“California this week declared its independence from the federal government’s feeble efforts to fight Covid-19 — and perhaps from a bit more.” So begins a hyper-partisan, slightly unhinged Bloomberg opinion piece.
“Governor Gavin Newsom said that he would use the bulk purchasing power of California ‘as a nation-state’ to acquire the hospital supplies that the federal government has failed to provide,” writes one Mr. Francis Wilkinson. “If all goes according to plan, Newsom said, California might even ‘export some of those supplies to states in need.’”
Highlighting two concepts, “nation-state” and “export,” Wilkinson makes much of California’s governor contracting with manufacturers to deliver face masks to his state, arguing that the Trump administration had failed to deliver.
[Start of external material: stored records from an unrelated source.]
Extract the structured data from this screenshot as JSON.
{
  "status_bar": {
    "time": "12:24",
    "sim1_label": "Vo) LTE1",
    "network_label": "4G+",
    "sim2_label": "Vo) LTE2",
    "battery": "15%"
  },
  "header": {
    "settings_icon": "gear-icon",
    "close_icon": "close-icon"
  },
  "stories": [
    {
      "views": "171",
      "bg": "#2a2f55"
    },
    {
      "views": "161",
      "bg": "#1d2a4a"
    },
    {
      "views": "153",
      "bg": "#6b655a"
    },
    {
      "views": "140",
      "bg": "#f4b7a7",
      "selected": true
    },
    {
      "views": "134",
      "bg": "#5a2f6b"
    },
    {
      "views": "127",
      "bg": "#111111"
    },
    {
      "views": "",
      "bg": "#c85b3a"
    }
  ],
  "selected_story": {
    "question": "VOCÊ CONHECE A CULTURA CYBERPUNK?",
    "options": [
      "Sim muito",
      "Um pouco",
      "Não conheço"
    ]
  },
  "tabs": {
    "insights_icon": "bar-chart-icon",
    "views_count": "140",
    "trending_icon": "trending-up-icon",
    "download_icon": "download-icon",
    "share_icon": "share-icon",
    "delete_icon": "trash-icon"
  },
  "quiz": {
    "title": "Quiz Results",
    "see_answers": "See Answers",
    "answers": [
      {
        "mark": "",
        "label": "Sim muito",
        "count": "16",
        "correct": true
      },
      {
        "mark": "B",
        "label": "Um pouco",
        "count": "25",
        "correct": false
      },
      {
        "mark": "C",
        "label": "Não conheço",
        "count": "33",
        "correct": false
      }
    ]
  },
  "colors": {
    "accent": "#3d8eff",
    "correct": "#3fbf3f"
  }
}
“John C. Calhoun, who used the theory of states’ rights to defend the institution of slavery, is not generally a philosophical lodestar for liberal Democrats such as Newsom,” Wilkinson plunges ahead. He suspects Republicans are hell-bent on subverting democracy come November, making “Calhoun’s theory of nullification … ripe for a comeback on the left coast.”
Calhoun’s “theory” of nullification, as Wilkinson puts it, was called by James Madison “interposition,” and flows directly from the Virginia and Kentucky Resolutions of 1798. It has been used by states for reasons other than defending slavery — most often defending states from unconstitutional taxation.
Indeed, it was used by Northern states to resist federal attempts to reclaim fugitive slaves.*
While it is instructive to watch advocates of huge government flirt with federalist ideas, and the compact theory of the union, one has to wonder how nullification fits with resisting a lack of federal action on face masks.
This is Common Sense. I’m Paul Jacob.
* And free people who merely looked like slaves. For the slavery issue, and more on nullification, see Thomas E. Woods, Jr., Nullification: How to Resist Federal Tyranny in the 21st Century (2010).